Essa derrota histórica, como é sabido, não retira, formalmente, juridicamente, legitimidade funcional ao PSD e ao PP para governarem. Mas politicamente, a não haver, como já se anunciou que não haverá, mudanças drásticas na estratégia da governação, a legitimidade para a prosseguir está mortalmente comprometida - isto é, ao insistir nas suas políticas, a direita sabe que actua contra a vontade expressa do eleitorado, que, tendo um mandato abstracto para governar, não tem mandato popular concreto para governar no poder desta maneira. Saber se a direita tem força política, coesão interna e arte para se aguentar no poder por mais dois anos nesta situação é o principal problema que se coloca à saída destas eleições. Depende dela e depende da capacidade das esquerdas e de todas as forças sociais e políticas de resistência e protesto tirarem disto as conclusões que se impõem em termos de iniciativa política. Seja como for, é um Governo sem apoio popular, politicamente enfraquecido e gravemente ferido na sua coesão interna o que sobrevive às eleições europeias. Veremos se dura e quanto dura.

O PS, sem registar a retumbante vitória que por aí se anunciou, é, sem dúvida, o principal beneficiário do desastre eleitoral da direita. Face às eleições europeias de 1999 cresce 20 mil votos e 1,5 por cento, sem ganho de qualquer eurodeputado, ou seja, consolida a posição anterior. O resultado é menos brilhante se comparado com as legislativas de 2002 (um dos piores resultados, assinale-se, da história eleitoral do PS): recupera sete pontos percentuais, reganha a maioria em 99 concelhos, mas perde 545 mil votos, cerca de um quarto dos que nele votaram há dois anos, que fogem para a abstenção ou para o apoio a outros partidos. Mas é verdade que os socialistas são os imediatos ganhadores desta importante alteração da correlação de forças que se verifica na vida política do país. Já a sua capacidade para dela aproveitarem está em aberto, quando à saída de uma peleja vitoriosa, imediatamente se abre a luta interna pela liderança do partido ou recomeçam os ziguezagues face à presença da GNR no Iraque.

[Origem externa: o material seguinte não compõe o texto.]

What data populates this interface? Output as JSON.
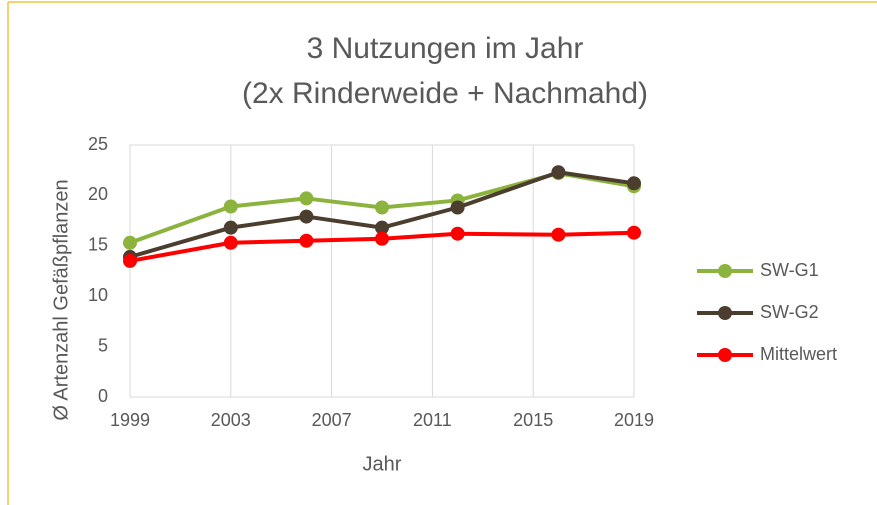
{
  "chart_data": {
    "type": "line",
    "title": [
      "3 Nutzungen im Jahr",
      "(2x Rinderweide + Nachmahd)"
    ],
    "x_label": "Jahr",
    "y_label": "Ø Artenzahl Gefäßpflanzen",
    "x": [
      1999,
      2003,
      2006,
      2009,
      2012,
      2016,
      2019
    ],
    "series": [
      {
        "name": "SW-G1",
        "color": "#8cb33e",
        "values": [
          15.3,
          18.9,
          19.7,
          18.8,
          19.5,
          22.2,
          20.9
        ]
      },
      {
        "name": "SW-G2",
        "color": "#4b3e2f",
        "values": [
          13.9,
          16.8,
          17.9,
          16.8,
          18.8,
          22.3,
          21.2
        ]
      },
      {
        "name": "Mittelwert",
        "color": "#ff0000",
        "values": [
          13.5,
          15.3,
          15.5,
          15.7,
          16.2,
          16.1,
          16.3
        ]
      }
    ],
    "xlim": [
      1999,
      2019
    ],
    "xticks": [
      1999,
      2003,
      2007,
      2011,
      2015,
      2019
    ],
    "ylim": [
      0,
      25
    ],
    "yticks": [
      0,
      5,
      10,
      15,
      20,
      25
    ],
    "grid": "x",
    "legend": "right"
  }
}
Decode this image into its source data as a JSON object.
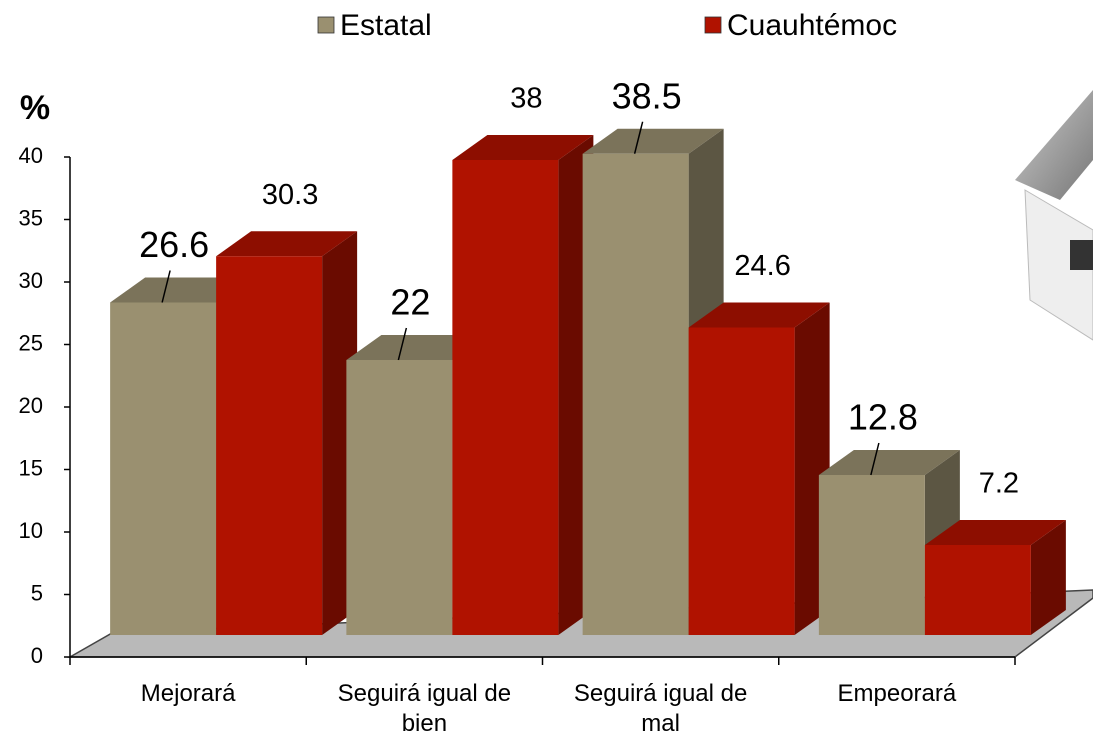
{
  "chart_data": {
    "type": "bar3d",
    "y_label": "%",
    "categories": [
      "Mejorará",
      "Seguirá igual de bien",
      "Seguirá igual de mal",
      "Empeorará"
    ],
    "series": [
      {
        "name": "Estatal",
        "color": "#9a9070",
        "values": [
          26.6,
          22,
          38.5,
          12.8
        ]
      },
      {
        "name": "Cuauhtémoc",
        "color": "#b01200",
        "values": [
          30.3,
          38,
          24.6,
          7.2
        ]
      }
    ],
    "ylim": [
      0,
      40
    ],
    "yticks": [
      0,
      5,
      10,
      15,
      20,
      25,
      30,
      35,
      40
    ]
  }
}
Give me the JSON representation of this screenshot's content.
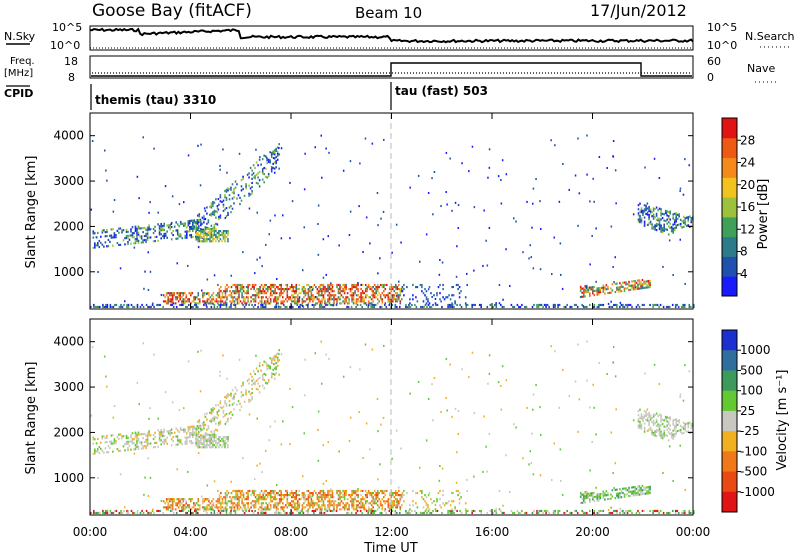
{
  "header": {
    "station": "Goose Bay (fitACF)",
    "beam": "Beam 10",
    "date": "17/Jun/2012"
  },
  "noise_panel": {
    "left_label": "N.Sky",
    "right_label": "N.Search",
    "left_ticks": [
      "10^5",
      "10^0"
    ],
    "right_ticks": [
      "10^5",
      "10^0"
    ]
  },
  "freq_panel": {
    "left_label_top": "Freq.",
    "left_label_bottom": "[MHz]",
    "right_label": "Nave",
    "left_ticks": [
      "18",
      "8"
    ],
    "right_ticks": [
      "60",
      "0"
    ]
  },
  "cpid": {
    "label": "CPID",
    "segments": [
      {
        "start_hour": 0,
        "text": "themis (tau) 3310"
      },
      {
        "start_hour": 12,
        "text": "tau (fast) 503"
      }
    ]
  },
  "time_axis": {
    "title": "Time UT",
    "ticks": [
      "00:00",
      "04:00",
      "08:00",
      "12:00",
      "16:00",
      "20:00",
      "00:00"
    ]
  },
  "chart_data": [
    {
      "type": "heatmap",
      "name": "power",
      "ylabel": "Slant Range [km]",
      "ylim": [
        180,
        4500
      ],
      "yticks": [
        "1000",
        "2000",
        "3000",
        "4000"
      ],
      "xlim_hours": [
        0,
        24
      ],
      "colorbar": {
        "label": "Power [dB]",
        "ticks": [
          "4",
          "8",
          "12",
          "16",
          "20",
          "24",
          "28"
        ],
        "colors": [
          "#1a1aff",
          "#1f50b0",
          "#2c7a8a",
          "#3fa05a",
          "#9cc23c",
          "#f2c21e",
          "#f58a1a",
          "#ee5a14",
          "#e01414"
        ]
      },
      "regions": [
        {
          "t": [
            0.2,
            6.3
          ],
          "r": [
            200,
            4300
          ],
          "note": "scatter"
        }
      ]
    },
    {
      "type": "heatmap",
      "name": "velocity",
      "ylabel": "Slant Range [km]",
      "ylim": [
        180,
        4500
      ],
      "yticks": [
        "1000",
        "2000",
        "3000",
        "4000"
      ],
      "xlim_hours": [
        0,
        24
      ],
      "colorbar": {
        "label": "Velocity [m s⁻¹]",
        "ticks": [
          "1000",
          "500",
          "100",
          "25",
          "-25",
          "-100",
          "-500",
          "-1000"
        ],
        "colors": [
          "#1c2fd0",
          "#2e6f9e",
          "#3c9a5c",
          "#64c832",
          "#c8c8c0",
          "#f0b020",
          "#f07818",
          "#e84a12",
          "#e01414"
        ]
      }
    }
  ]
}
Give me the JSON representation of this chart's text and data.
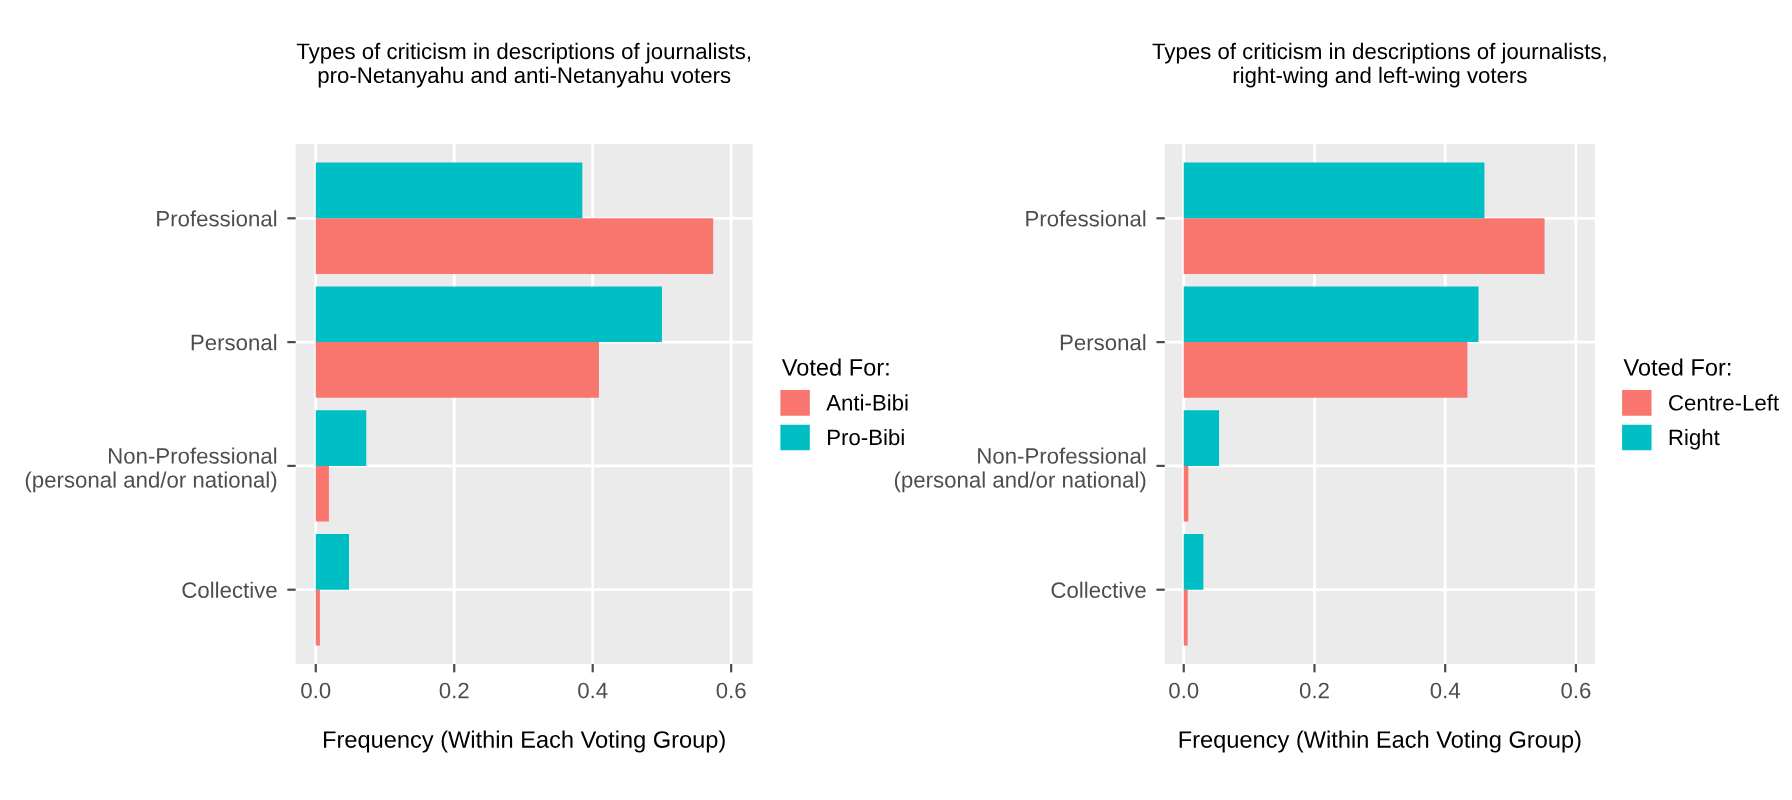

Os dirigentes do PS terão de escolher se querem salvar o Governo das direitas através de entendimentos de bloco central, com ele contrariando o voto expresso de boa parte do seu próprio eleitorado, ou se pretendem participar no campo social e político de alternativa à governação da direita para que os resultados de 13 de Junho parecem indicar. Também, neste aspecto, tudo está em aberto.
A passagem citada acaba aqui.